Just noticed that group_by/4 calculates variables and then
delegates to bagof/3. But the later predicate calculates also
varables, so I suspect quite an overhead:
/* SWI-Prolog 9.3.19 */
group_by(By, Template, Goal, Bag) :-
ordered_term_variables(Goal, GVars),
ordered_term_variables(By+Template, UVars),
ord_subtract(GVars, UVars, ExVars),
bagof(Template, ExVars^Goal, Bag).
I went with another soluton. First I provided a variant of aggregate/3
by the name aggregate_by/4
where one can offload the internal
term_variables/2 calculation.
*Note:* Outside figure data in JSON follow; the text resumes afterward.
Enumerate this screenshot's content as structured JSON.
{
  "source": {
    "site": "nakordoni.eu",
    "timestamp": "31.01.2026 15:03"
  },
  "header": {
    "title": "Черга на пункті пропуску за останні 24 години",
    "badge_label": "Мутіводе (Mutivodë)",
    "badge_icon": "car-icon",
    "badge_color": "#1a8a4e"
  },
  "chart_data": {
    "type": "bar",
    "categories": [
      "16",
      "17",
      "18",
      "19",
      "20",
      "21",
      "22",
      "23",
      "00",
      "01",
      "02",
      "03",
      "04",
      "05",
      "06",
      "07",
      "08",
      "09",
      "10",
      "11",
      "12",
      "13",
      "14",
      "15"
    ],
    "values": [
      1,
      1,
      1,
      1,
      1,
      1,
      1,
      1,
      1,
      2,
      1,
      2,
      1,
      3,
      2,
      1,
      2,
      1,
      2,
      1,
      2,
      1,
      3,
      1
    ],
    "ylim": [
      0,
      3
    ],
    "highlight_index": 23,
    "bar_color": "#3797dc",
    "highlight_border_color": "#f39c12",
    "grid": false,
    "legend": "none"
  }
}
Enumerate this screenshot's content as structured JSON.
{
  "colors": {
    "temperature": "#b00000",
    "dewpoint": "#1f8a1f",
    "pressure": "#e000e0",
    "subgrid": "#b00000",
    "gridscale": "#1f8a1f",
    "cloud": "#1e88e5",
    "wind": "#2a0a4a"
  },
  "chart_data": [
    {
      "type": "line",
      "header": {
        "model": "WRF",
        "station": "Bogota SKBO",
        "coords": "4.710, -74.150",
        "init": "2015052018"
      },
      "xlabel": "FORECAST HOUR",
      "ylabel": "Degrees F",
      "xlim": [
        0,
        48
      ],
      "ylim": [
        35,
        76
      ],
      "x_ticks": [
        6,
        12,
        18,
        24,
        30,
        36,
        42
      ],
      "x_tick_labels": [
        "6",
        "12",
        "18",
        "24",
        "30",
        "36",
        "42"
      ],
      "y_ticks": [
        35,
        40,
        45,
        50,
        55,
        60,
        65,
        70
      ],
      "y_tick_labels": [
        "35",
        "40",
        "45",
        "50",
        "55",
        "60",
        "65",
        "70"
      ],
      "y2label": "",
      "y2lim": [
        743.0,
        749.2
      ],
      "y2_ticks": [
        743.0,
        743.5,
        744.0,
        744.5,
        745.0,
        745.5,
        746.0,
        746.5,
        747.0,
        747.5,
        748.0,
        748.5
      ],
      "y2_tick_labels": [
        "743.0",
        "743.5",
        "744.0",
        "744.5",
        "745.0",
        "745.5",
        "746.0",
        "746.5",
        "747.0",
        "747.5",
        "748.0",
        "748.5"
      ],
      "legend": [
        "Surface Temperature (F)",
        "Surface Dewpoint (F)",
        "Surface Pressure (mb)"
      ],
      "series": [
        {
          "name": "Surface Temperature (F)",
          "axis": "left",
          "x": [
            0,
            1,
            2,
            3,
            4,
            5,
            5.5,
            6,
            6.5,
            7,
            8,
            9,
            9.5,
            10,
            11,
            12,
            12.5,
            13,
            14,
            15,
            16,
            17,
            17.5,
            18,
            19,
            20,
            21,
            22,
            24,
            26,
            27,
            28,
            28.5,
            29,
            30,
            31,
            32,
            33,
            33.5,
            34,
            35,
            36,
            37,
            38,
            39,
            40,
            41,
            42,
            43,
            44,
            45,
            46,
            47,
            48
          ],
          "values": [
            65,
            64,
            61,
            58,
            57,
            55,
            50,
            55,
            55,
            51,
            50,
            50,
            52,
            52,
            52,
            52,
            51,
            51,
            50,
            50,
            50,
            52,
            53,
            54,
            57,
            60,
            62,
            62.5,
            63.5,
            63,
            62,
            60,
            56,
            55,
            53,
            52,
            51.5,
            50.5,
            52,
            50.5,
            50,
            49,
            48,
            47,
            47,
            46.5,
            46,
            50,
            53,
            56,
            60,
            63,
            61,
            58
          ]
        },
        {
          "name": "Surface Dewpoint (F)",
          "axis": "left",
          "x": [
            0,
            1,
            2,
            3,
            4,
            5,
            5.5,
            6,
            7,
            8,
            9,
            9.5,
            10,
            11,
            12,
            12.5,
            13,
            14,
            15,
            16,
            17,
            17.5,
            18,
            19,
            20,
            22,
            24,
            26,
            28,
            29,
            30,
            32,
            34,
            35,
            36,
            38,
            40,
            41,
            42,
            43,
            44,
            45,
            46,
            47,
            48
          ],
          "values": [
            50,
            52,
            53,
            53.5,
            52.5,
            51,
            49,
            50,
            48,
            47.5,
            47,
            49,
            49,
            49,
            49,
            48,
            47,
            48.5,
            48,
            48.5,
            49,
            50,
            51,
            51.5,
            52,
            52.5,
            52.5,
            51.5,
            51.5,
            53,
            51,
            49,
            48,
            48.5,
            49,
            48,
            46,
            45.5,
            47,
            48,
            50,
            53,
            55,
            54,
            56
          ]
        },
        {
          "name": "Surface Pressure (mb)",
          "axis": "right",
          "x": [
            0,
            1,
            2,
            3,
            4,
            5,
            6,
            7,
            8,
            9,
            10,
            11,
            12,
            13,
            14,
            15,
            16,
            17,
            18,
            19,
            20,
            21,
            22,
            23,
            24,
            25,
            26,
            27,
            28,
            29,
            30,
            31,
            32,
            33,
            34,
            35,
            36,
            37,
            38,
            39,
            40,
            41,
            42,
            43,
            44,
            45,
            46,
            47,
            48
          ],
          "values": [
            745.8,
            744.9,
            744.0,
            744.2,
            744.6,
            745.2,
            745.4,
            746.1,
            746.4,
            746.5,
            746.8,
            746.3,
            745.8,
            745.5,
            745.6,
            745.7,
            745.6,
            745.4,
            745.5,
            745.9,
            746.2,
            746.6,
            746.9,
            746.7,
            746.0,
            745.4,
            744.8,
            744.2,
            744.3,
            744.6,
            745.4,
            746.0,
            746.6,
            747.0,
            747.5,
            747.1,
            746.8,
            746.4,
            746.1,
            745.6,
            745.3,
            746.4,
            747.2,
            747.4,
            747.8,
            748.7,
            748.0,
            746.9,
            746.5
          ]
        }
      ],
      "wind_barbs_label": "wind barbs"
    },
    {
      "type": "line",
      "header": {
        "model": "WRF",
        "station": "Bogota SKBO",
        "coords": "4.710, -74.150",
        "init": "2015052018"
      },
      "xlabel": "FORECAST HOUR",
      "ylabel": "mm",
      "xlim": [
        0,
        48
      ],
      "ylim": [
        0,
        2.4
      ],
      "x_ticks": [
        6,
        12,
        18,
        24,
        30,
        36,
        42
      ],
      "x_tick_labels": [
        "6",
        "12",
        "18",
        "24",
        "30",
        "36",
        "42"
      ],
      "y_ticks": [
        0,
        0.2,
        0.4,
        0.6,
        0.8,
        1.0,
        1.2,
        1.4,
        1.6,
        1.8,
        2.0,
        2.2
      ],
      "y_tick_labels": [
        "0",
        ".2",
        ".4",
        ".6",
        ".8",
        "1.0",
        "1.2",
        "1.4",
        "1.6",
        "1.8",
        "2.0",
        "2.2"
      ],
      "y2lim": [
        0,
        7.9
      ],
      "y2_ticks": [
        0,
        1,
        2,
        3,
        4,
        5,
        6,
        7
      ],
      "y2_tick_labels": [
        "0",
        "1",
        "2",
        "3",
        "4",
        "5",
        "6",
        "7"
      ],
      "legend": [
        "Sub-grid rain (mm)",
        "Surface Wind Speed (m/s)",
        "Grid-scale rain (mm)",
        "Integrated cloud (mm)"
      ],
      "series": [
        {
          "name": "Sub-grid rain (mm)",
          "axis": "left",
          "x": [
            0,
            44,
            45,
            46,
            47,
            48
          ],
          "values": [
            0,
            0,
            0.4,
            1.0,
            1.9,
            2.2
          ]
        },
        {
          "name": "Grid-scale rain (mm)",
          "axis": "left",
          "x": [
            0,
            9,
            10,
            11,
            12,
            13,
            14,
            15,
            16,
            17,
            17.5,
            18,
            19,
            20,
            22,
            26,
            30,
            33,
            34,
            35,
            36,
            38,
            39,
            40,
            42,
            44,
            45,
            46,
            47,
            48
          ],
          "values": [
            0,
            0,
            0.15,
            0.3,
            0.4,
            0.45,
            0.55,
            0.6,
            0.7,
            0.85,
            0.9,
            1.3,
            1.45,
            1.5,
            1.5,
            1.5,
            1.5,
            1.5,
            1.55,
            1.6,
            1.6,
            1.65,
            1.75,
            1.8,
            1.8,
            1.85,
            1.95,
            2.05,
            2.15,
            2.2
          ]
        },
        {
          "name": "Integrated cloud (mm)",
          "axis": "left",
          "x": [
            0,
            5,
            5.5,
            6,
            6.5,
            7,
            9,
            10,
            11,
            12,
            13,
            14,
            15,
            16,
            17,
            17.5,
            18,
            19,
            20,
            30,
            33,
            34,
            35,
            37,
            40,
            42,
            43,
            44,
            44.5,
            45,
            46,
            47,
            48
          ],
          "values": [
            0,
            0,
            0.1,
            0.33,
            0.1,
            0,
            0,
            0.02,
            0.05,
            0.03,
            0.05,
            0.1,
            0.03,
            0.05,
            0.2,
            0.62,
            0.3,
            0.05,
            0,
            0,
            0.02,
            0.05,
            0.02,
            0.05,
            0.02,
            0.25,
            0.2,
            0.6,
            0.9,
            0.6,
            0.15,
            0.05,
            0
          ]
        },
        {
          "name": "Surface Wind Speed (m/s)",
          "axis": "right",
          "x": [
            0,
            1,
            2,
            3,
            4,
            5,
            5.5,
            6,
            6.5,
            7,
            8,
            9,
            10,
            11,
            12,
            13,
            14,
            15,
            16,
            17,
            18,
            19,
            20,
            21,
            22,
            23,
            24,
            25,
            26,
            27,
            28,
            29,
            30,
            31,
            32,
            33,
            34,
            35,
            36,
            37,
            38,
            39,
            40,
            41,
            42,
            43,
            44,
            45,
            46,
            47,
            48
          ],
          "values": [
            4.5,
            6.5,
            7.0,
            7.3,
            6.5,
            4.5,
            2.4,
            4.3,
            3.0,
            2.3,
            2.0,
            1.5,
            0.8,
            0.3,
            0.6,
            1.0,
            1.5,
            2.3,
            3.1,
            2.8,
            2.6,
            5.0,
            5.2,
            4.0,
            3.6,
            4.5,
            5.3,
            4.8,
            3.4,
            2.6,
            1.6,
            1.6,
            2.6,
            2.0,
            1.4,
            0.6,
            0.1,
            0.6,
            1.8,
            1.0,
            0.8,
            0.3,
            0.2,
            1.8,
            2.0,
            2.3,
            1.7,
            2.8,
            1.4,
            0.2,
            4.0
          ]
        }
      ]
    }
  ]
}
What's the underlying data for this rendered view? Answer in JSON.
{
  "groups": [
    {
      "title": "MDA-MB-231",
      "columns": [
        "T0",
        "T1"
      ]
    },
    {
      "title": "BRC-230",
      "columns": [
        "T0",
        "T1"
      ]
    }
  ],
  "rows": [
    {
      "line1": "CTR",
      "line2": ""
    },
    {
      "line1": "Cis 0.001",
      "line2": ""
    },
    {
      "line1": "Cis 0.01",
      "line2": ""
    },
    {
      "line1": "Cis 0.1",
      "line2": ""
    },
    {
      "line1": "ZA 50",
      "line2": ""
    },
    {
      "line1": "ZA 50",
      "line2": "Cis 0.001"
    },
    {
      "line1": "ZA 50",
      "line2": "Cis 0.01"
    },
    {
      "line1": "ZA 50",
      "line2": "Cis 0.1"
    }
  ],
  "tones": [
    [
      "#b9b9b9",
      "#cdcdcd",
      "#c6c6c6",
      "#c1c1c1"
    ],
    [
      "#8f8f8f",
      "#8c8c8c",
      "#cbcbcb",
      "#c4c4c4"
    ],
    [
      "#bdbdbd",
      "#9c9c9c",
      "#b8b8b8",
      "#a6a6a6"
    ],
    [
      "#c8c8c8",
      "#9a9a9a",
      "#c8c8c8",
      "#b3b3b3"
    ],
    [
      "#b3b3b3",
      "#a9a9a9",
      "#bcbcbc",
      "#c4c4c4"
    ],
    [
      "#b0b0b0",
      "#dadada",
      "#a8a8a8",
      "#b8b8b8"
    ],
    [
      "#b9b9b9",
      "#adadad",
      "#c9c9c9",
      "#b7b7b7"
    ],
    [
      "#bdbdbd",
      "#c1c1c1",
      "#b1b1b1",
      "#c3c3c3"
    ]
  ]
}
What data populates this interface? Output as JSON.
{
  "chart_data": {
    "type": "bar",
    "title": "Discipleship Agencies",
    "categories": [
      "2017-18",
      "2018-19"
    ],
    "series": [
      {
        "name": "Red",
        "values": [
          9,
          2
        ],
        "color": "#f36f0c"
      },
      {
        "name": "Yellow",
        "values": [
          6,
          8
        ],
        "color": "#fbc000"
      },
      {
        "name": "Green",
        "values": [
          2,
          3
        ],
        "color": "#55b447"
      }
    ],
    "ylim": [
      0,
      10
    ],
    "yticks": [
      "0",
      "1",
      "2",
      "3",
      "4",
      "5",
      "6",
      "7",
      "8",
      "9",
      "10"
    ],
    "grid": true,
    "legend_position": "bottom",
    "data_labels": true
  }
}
Then use this bootstrapping:
/* Dogelog Player 1.3.0 */
group_by(Witness, Template, Goal, List) :-
aggregate_by(Witness, bag(Template), Goal, List).
Here is some testing:
/* SWI-Prolog 9.3.19 */
?- length(_H,4000), time((between(1,2000,_),
group_by(X,Y,(nonvar(_H),between(1,10,Y),between(1,10,X)),L),
fail; true)).
% 1,153,998 inferences, 0.562 CPU in 0.568 seconds (99% CPU, 2051552 Lips)
true.
?- length(_H,8000), time((between(1,2000,_),
group_by(X,Y,(nonvar(_H),between(1,10,Y),between(1,10,X)),L),
fail; true)).
% 1,153,998 inferences, 1.047 CPU in 1.060 seconds (99% CPU, 1102326 Lips)
true.
/* Dogelog Player 1.3.0 */
?- length(_H,4000), time((between(1,2000,_),
group_by(X,Y,(nonvar(_H),between(1,10,Y),between(1,10,X)),L),
fail; true)).
% Zeit 399 ms, GC 0 ms, Lips 16987636, Uhr 10.02.2025 10:49
true.
?- length(_H,8000), time((between(1,2000,_),
group_by(X,Y,(nonvar(_H),between(1,10,Y),between(1,10,X)),L),
fail; true)).
% Zeit 400 ms, GC 1 ms, Lips 16945167, Uhr 10.02.2025 10:50
true.
The old version suffers from some term_variables/2 dependency
whereas the new version is totally immune on the size of the
given goal, since any internal term_variables/2 has been offloaded.
I couldn’t name aggregate_by/4
as aggregate/4, since the later
already exists in SWI-Prolog and SICStus Prolog and has a different
semantics, it is not the analog of distinct/2, where one can specify Witnesses.